Wilhelm Ludwig "William" Rosenberg (1850-unknown, 1930s) was a German-American teacher, poet, playwright, journalist, and socialist political activist. He is best remembered as the head of the Socialist Labor Party of America from 1884 to 1889.

Wilhelm Ludwig Rosenberg was born in Hamm, Westphalia, Germany in January 1850. Rosenberg was university educated, and worked as a teacher of Latin and French in Frankfurt am Main.

Rosenberg was politically radical from an early age and was a contributor to Die Neue Welt (The New World), a German socialist newspaper.

Rosenberg was forced to emigrate from Germany in 1880 under the pressure of the Anti-Socialist Laws of 1878, landing in America. Rosenberg resumed life as a language teacher in Boston for the Berlitz School of Languages. He joined the fledgling Socialist Labor Party of America (SLP) around this same time. Rosenberg subsequently moved to Chicago, where he served as editor of a succession of politically oriented newspapers, including Die Fackel (Sunday edition of the Chicagoer Arbeiter-Zeitung, 1881-1884), the SLP's official organ, Der Sozialist (1885–1889),Der Tramp (New York, 1888), and Vorwärts, (New York City, from 1892).

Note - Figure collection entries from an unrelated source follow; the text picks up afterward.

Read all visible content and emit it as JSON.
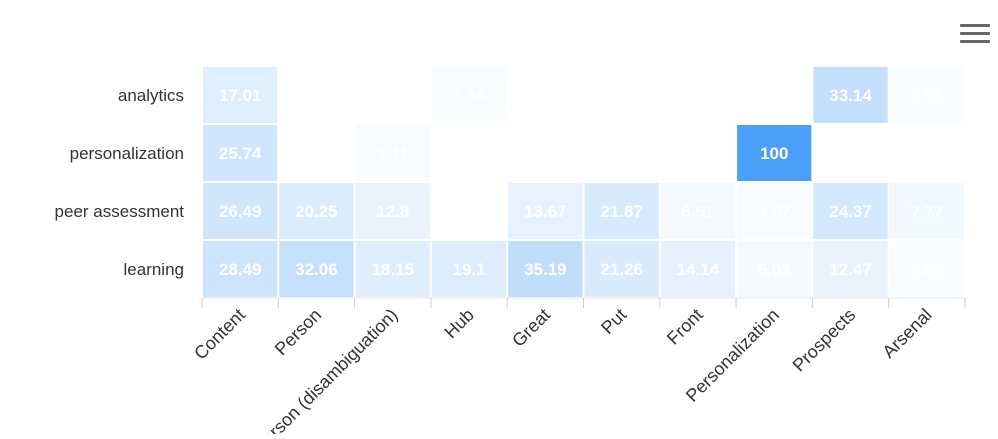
{
  "chart_data": {
    "type": "heatmap",
    "title": "",
    "xlabel": "",
    "ylabel": "",
    "x_categories": [
      "Content",
      "Person",
      "Person (disambiguation)",
      "Hub",
      "Great",
      "Put",
      "Front",
      "Personalization",
      "Prospects",
      "Arsenal"
    ],
    "y_categories": [
      "analytics",
      "personalization",
      "peer assessment",
      "learning"
    ],
    "value_range": [
      0,
      100
    ],
    "color_scale": [
      "#ffffff",
      "#4b9ff6"
    ],
    "label_color": "#ffffff",
    "values": [
      [
        17.01,
        null,
        null,
        3.84,
        null,
        null,
        null,
        null,
        33.14,
        2.51
      ],
      [
        25.74,
        null,
        3.11,
        null,
        null,
        null,
        null,
        100,
        null,
        null
      ],
      [
        26.49,
        20.25,
        12.8,
        null,
        13.67,
        21.87,
        6.61,
        4.07,
        24.37,
        7.77
      ],
      [
        28.49,
        32.06,
        18.15,
        19.1,
        35.19,
        21.26,
        14.14,
        5.03,
        12.47,
        2.52
      ]
    ]
  },
  "toolbar": {
    "menu_icon": "hamburger-menu-icon"
  }
}
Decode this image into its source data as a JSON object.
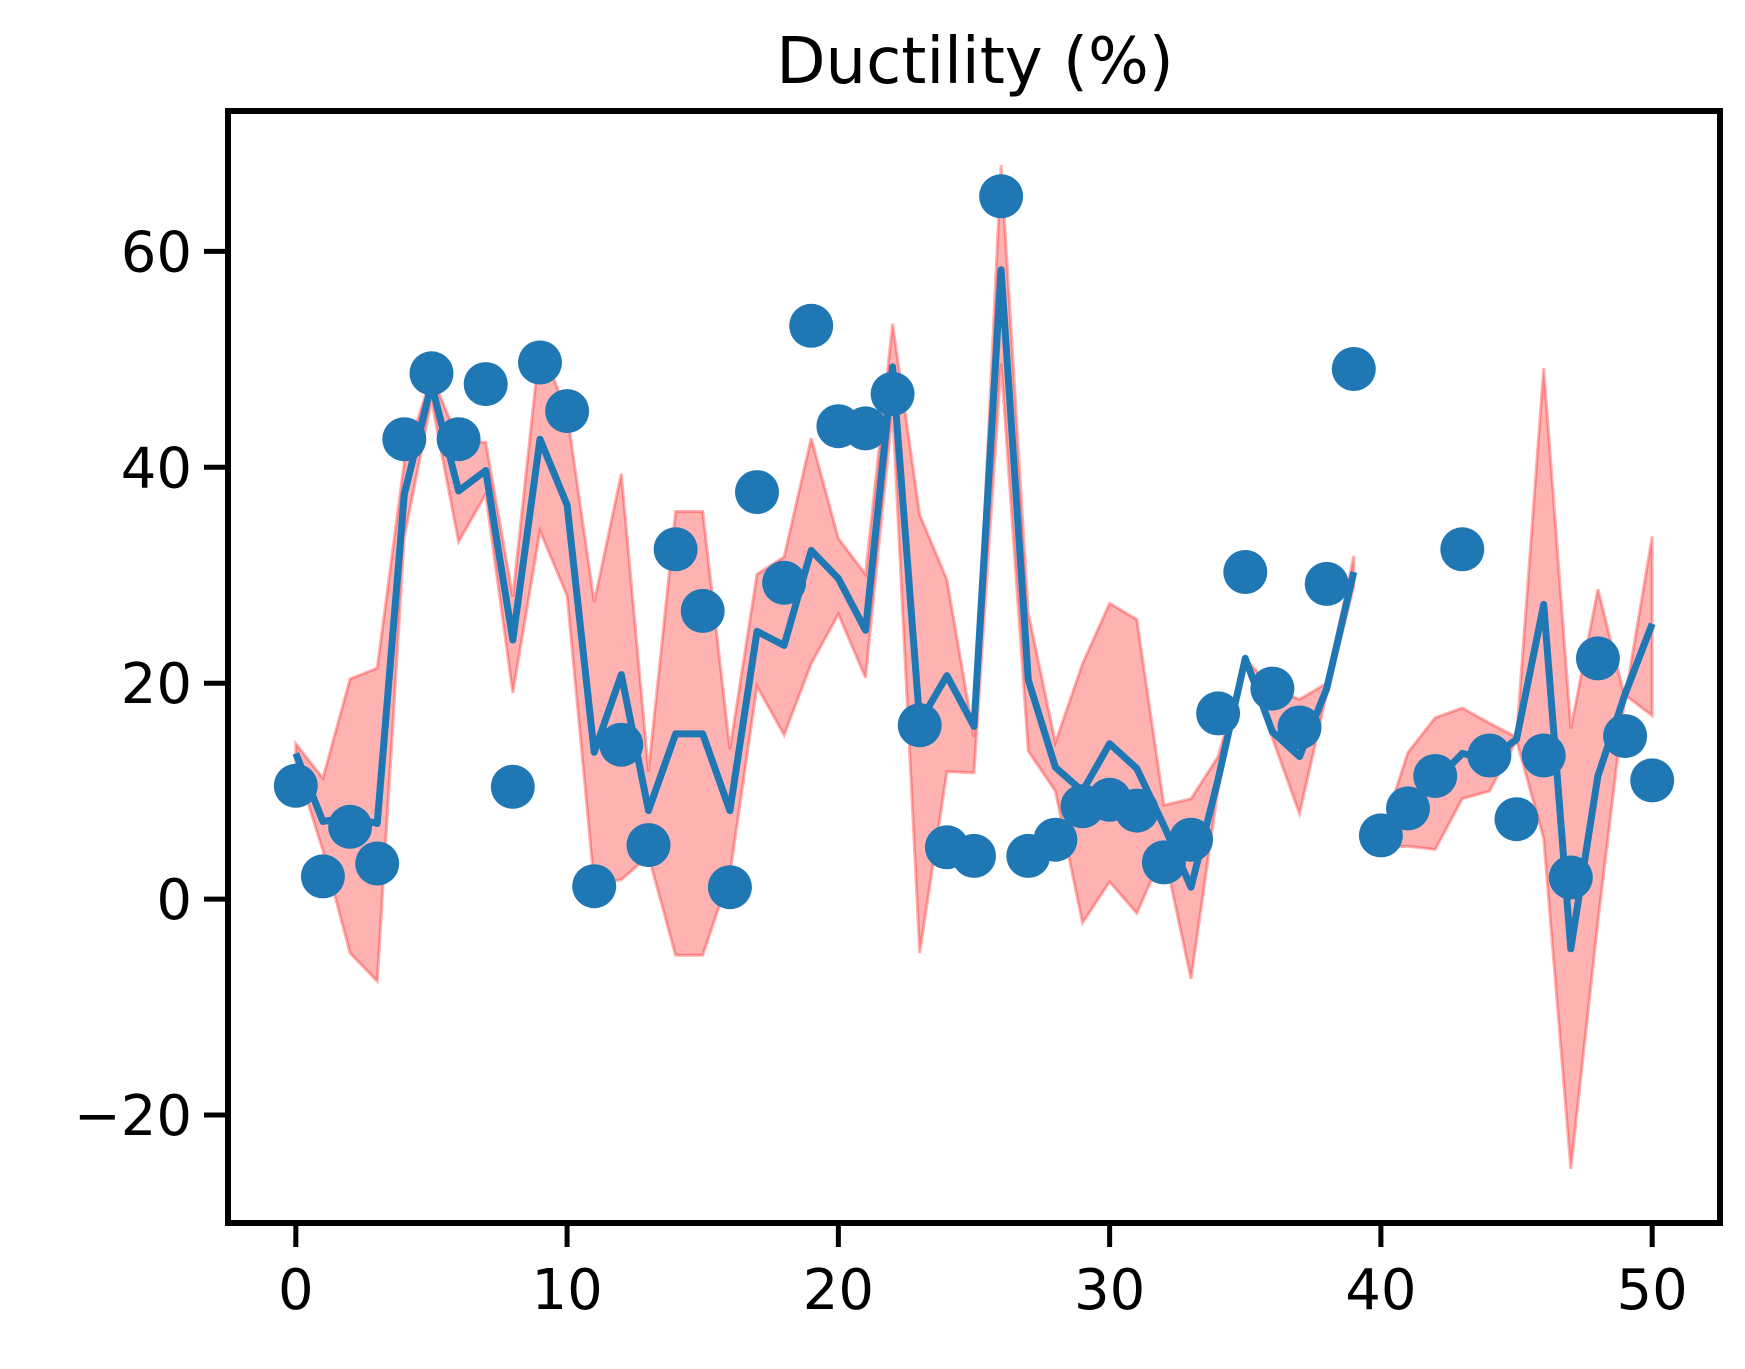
{
  "chart_data": {
    "type": "line",
    "title": "Ductility (%)",
    "xlabel": "",
    "ylabel": "",
    "xlim": [
      -2.5,
      52.5
    ],
    "ylim": [
      -30,
      73
    ],
    "xticks": [
      0,
      10,
      20,
      30,
      40,
      50
    ],
    "yticks": [
      -20,
      0,
      20,
      40,
      60
    ],
    "xtick_labels": [
      "0",
      "10",
      "20",
      "30",
      "40",
      "50"
    ],
    "ytick_labels": [
      "−20",
      "0",
      "20",
      "40",
      "60"
    ],
    "grid": false,
    "colors": {
      "points": "#1f77b4",
      "line": "#1f77b4",
      "band_fill": "#ff0000",
      "band_edge": "#ff0000"
    },
    "series": [
      {
        "type": "scatter",
        "x": [
          0,
          1,
          2,
          3,
          4,
          5,
          6,
          7,
          8,
          9,
          10,
          11,
          12,
          13,
          14,
          15,
          16,
          17,
          18,
          19,
          20,
          21,
          22,
          23,
          24,
          25,
          26,
          27,
          28,
          29,
          30,
          31,
          32,
          33,
          34,
          35,
          36,
          37,
          38,
          39,
          40,
          41,
          42,
          43,
          44,
          45,
          46,
          47,
          48,
          49,
          50
        ],
        "y": [
          10.5,
          2.1,
          6.7,
          3.3,
          42.6,
          48.7,
          42.6,
          47.7,
          10.4,
          49.7,
          45.2,
          1.2,
          14.3,
          5.0,
          32.4,
          26.7,
          1.1,
          37.7,
          29.3,
          53.1,
          43.8,
          43.6,
          46.8,
          16.1,
          4.8,
          4.0,
          65.1,
          4.0,
          5.5,
          8.6,
          9.2,
          8.2,
          3.4,
          5.5,
          17.2,
          30.3,
          19.5,
          15.9,
          29.2,
          49.1,
          5.9,
          8.4,
          11.4,
          32.4,
          13.3,
          7.4,
          13.3,
          2.0,
          22.3,
          15.1,
          11.0
        ]
      },
      {
        "type": "line",
        "x": [
          0,
          1,
          2,
          3,
          4,
          5,
          6,
          7,
          8,
          9,
          10,
          11,
          12,
          13,
          14,
          15,
          16,
          17,
          18,
          19,
          20,
          21,
          22,
          23,
          24,
          25,
          26,
          27,
          28,
          29,
          30,
          31,
          32,
          33,
          34,
          35,
          36,
          37,
          38,
          39
        ],
        "y": [
          13.5,
          7.2,
          7.6,
          7.0,
          37.5,
          47.7,
          37.8,
          39.7,
          24.0,
          42.6,
          36.5,
          13.6,
          20.8,
          8.2,
          15.3,
          15.3,
          8.2,
          24.8,
          23.5,
          32.3,
          29.7,
          24.9,
          49.3,
          16.4,
          20.7,
          16.0,
          58.3,
          20.3,
          12.2,
          10.0,
          14.4,
          12.1,
          6.8,
          1.1,
          11.1,
          22.3,
          15.5,
          13.2,
          19.5,
          30.3
        ],
        "band_upper": [
          14.4,
          11.2,
          20.4,
          21.4,
          40.5,
          48.5,
          42.5,
          42.3,
          28.0,
          51.5,
          45.0,
          27.5,
          39.4,
          11.8,
          35.9,
          35.9,
          13.9,
          30.1,
          31.7,
          42.7,
          33.4,
          30.1,
          53.3,
          35.6,
          29.6,
          15.0,
          68.0,
          26.5,
          14.5,
          21.8,
          27.4,
          25.9,
          8.7,
          9.3,
          13.2,
          22.3,
          19.5,
          18.5,
          20.0,
          31.8
        ],
        "band_lower": [
          12.5,
          4.5,
          -5.0,
          -7.6,
          33.5,
          46.2,
          33.1,
          37.5,
          19.1,
          34.1,
          28.1,
          1.4,
          1.8,
          4.0,
          -5.2,
          -5.2,
          2.3,
          19.7,
          15.2,
          21.8,
          26.4,
          20.5,
          45.3,
          -5.0,
          11.8,
          11.7,
          49.6,
          13.7,
          10.0,
          -2.2,
          1.6,
          -1.3,
          4.4,
          -7.4,
          10.2,
          22.3,
          14.9,
          7.9,
          19.0,
          29.0
        ]
      },
      {
        "type": "line",
        "x": [
          40,
          41,
          42,
          43,
          44,
          45,
          46,
          47,
          48,
          49,
          50
        ],
        "y": [
          5.4,
          8.3,
          10.9,
          13.5,
          12.9,
          14.8,
          27.3,
          -4.6,
          11.4,
          19.0,
          25.5
        ],
        "band_upper": [
          5.9,
          13.6,
          16.8,
          17.7,
          16.3,
          15.0,
          49.2,
          15.8,
          28.7,
          18.6,
          33.6
        ],
        "band_lower": [
          4.8,
          4.9,
          4.6,
          9.3,
          10.0,
          14.7,
          5.6,
          -25.0,
          -2.1,
          18.9,
          17.0
        ]
      }
    ]
  }
}
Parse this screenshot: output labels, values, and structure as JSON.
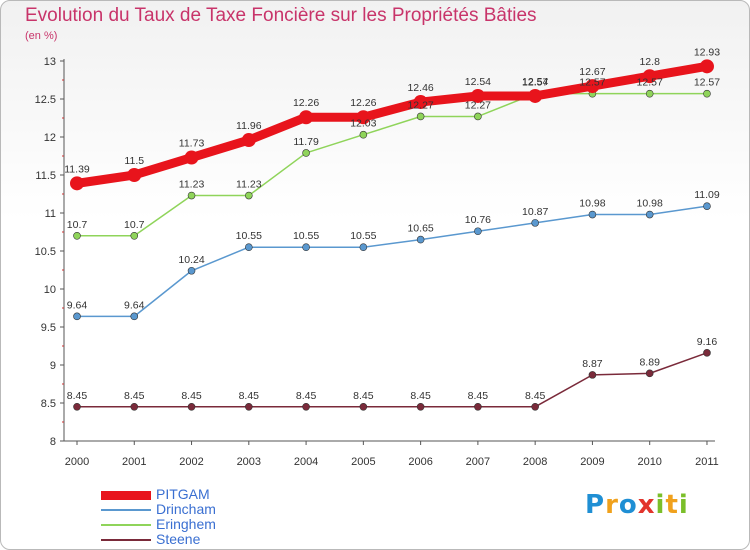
{
  "title": "Evolution du Taux de Taxe Foncière sur les Propriétés Bâties",
  "unit": "(en %)",
  "logo": {
    "text": "Proxiti",
    "colors": [
      "#1f8fd4",
      "#f0a11c",
      "#1f8fd4",
      "#e2342c",
      "#7bbf2a",
      "#f0a11c",
      "#7bbf2a"
    ]
  },
  "chart_data": {
    "type": "line",
    "x": [
      "2000",
      "2001",
      "2002",
      "2003",
      "2004",
      "2005",
      "2006",
      "2007",
      "2008",
      "2009",
      "2010",
      "2011"
    ],
    "ylim": [
      8,
      13
    ],
    "yticks": [
      "8",
      "8.5",
      "9",
      "9.5",
      "10",
      "10.5",
      "11",
      "11.5",
      "12",
      "12.5",
      "13"
    ],
    "grid": false,
    "legend_position": "bottom-left",
    "series": [
      {
        "name": "PITGAM",
        "color": "#e8141c",
        "width": 9,
        "marker_r": 7,
        "values": [
          11.39,
          11.5,
          11.73,
          11.96,
          12.26,
          12.26,
          12.46,
          12.54,
          12.54,
          12.67,
          12.8,
          12.93
        ],
        "labels": [
          "11.39",
          "11.5",
          "11.73",
          "11.96",
          "12.26",
          "12.26",
          "12.46",
          "12.54",
          "12.54",
          "12.67",
          "12.8",
          "12.93"
        ]
      },
      {
        "name": "Drincham",
        "color": "#5a98cf",
        "width": 1.5,
        "marker_r": 3.5,
        "values": [
          9.64,
          9.64,
          10.24,
          10.55,
          10.55,
          10.55,
          10.65,
          10.76,
          10.87,
          10.98,
          10.98,
          11.09
        ],
        "labels": [
          "9.64",
          "9.64",
          "10.24",
          "10.55",
          "10.55",
          "10.55",
          "10.65",
          "10.76",
          "10.87",
          "10.98",
          "10.98",
          "11.09"
        ]
      },
      {
        "name": "Eringhem",
        "color": "#8fd45a",
        "width": 1.5,
        "marker_r": 3.5,
        "values": [
          10.7,
          10.7,
          11.23,
          11.23,
          11.79,
          12.03,
          12.27,
          12.27,
          12.57,
          12.57,
          12.57,
          12.57
        ],
        "labels": [
          "10.7",
          "10.7",
          "11.23",
          "11.23",
          "11.79",
          "12.03",
          "12.27",
          "12.27",
          "12.57",
          "12.57",
          "12.57",
          "12.57"
        ]
      },
      {
        "name": "Steene",
        "color": "#7a2a3a",
        "width": 1.5,
        "marker_r": 3.5,
        "values": [
          8.45,
          8.45,
          8.45,
          8.45,
          8.45,
          8.45,
          8.45,
          8.45,
          8.45,
          8.87,
          8.89,
          9.16
        ],
        "labels": [
          "8.45",
          "8.45",
          "8.45",
          "8.45",
          "8.45",
          "8.45",
          "8.45",
          "8.45",
          "8.45",
          "8.87",
          "8.89",
          "9.16"
        ]
      }
    ]
  }
}
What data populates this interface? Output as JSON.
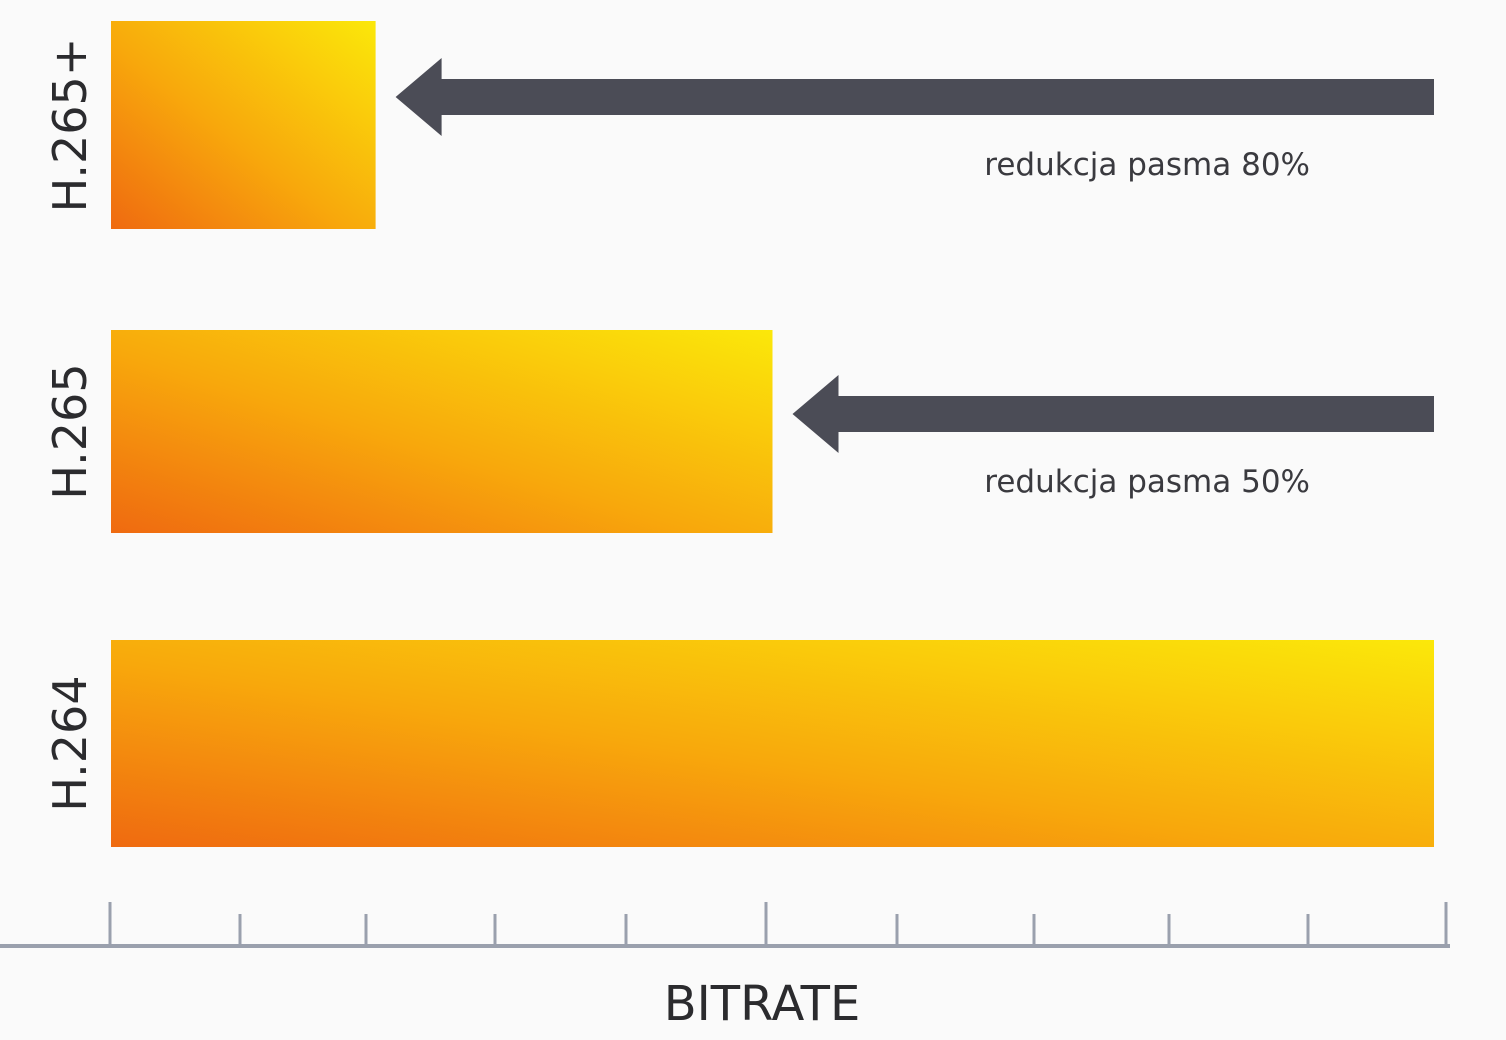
{
  "chart_data": {
    "type": "bar",
    "orientation": "horizontal",
    "categories": [
      "H.265+",
      "H.265",
      "H.264"
    ],
    "values": [
      20,
      50,
      100
    ],
    "xlabel": "BITRATE",
    "xlim": [
      0,
      100
    ],
    "x_ticks": 11,
    "grid": false,
    "legend": "none",
    "annotations": [
      {
        "category": "H.265+",
        "text": "redukcja pasma 80%"
      },
      {
        "category": "H.265",
        "text": "redukcja pasma 50%"
      }
    ]
  },
  "colors": {
    "bar_gradient_start": "#ef6a10",
    "bar_gradient_mid": "#f8a80c",
    "bar_gradient_end": "#fbe80a",
    "arrow": "#4b4c56",
    "axis": "#9aa0ad",
    "text": "#2b2b2e",
    "background": "#fafafa"
  }
}
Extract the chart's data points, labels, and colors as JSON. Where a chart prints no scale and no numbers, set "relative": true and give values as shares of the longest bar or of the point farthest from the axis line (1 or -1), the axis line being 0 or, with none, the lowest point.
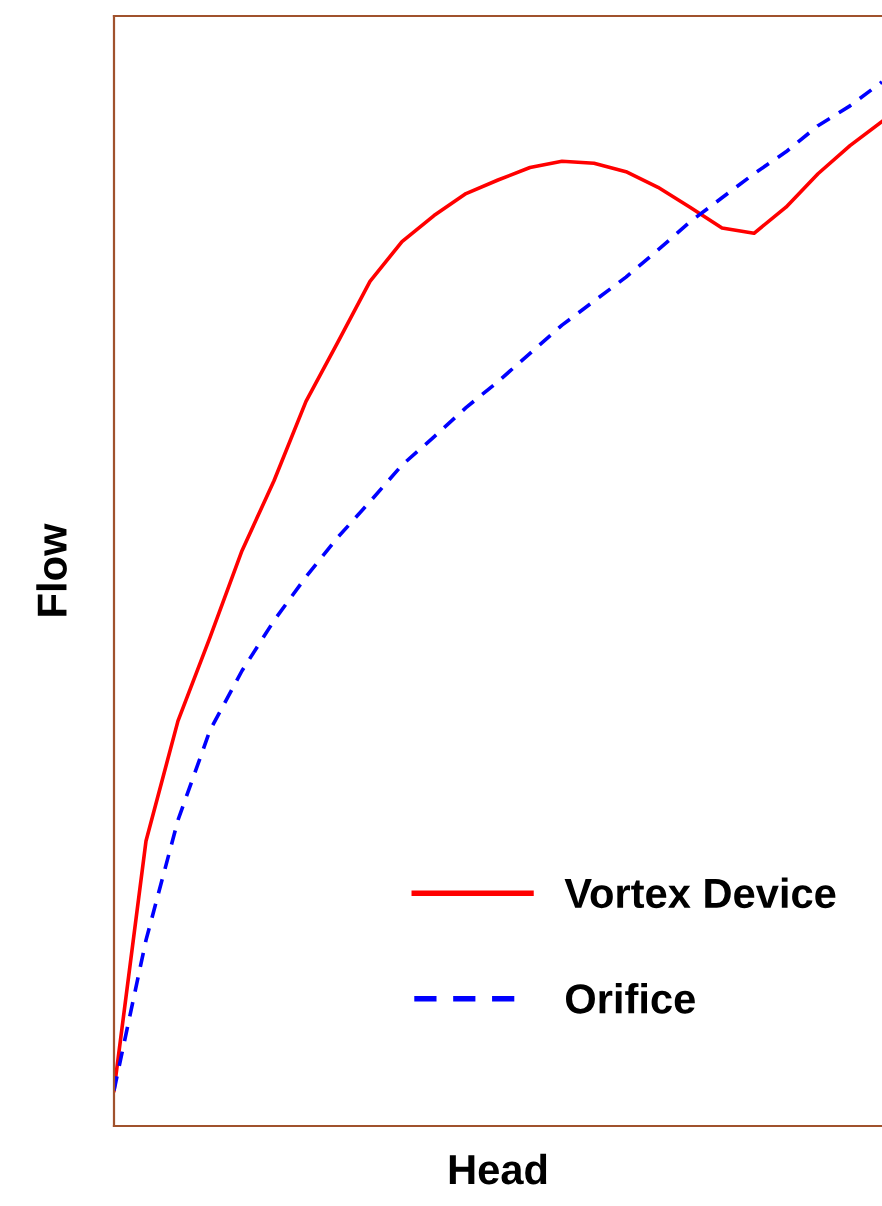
{
  "chart_data": {
    "type": "line",
    "relative": true,
    "xlabel": "Head",
    "ylabel": "Flow",
    "legend": "bottom right",
    "categories": [
      null,
      null,
      null,
      null,
      null,
      null,
      null,
      null,
      null,
      null,
      null,
      null,
      null,
      null,
      null,
      null,
      null,
      null,
      null,
      null,
      null,
      null,
      null,
      null,
      null
    ],
    "series": [
      {
        "name": "Vortex Device",
        "color": "#ff0000",
        "line_style": "solid",
        "values": [
          0.034,
          0.273,
          0.388,
          0.468,
          0.551,
          0.618,
          0.694,
          0.751,
          0.809,
          0.847,
          0.872,
          0.893,
          0.906,
          0.918,
          0.924,
          0.922,
          0.914,
          0.899,
          0.88,
          0.86,
          0.855,
          0.88,
          0.912,
          0.939,
          0.962
        ]
      },
      {
        "name": "Orifice",
        "color": "#0000ff",
        "line_style": "dashed",
        "values": [
          0.034,
          0.178,
          0.293,
          0.379,
          0.436,
          0.484,
          0.526,
          0.564,
          0.598,
          0.633,
          0.66,
          0.688,
          0.713,
          0.74,
          0.767,
          0.79,
          0.813,
          0.839,
          0.866,
          0.889,
          0.912,
          0.933,
          0.958,
          0.977,
          1.0
        ]
      }
    ]
  }
}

While in Chicago, Rosenberg wrote politically charged plays to be performed in the several working-class theatres of the city. One of these dramas, Die Nihilisten (The Nihilists), was performed in honor of the Paris Commune in 1882 and featured three future defendants in the 1886 Haymarket affairMichael Schwab, August Spies, and Oscar Neebe — playing leading roles. The play dealt with legal proceedings against a group of Nihilists in Tsarist Russia, who were sentenced to exile in Siberia, and finally freed by their comrades following the overthrow of the Tsar. In the May 18, 1882 performance in North Side Turner Hall, the role of the liberators was played by members of the local Lehr-und-Wehr Verein (Education and Defense Society), an armed workers' militia movement sweeping the German-American radical community in the Chicago area at the time. The implications of this casting could not be missed.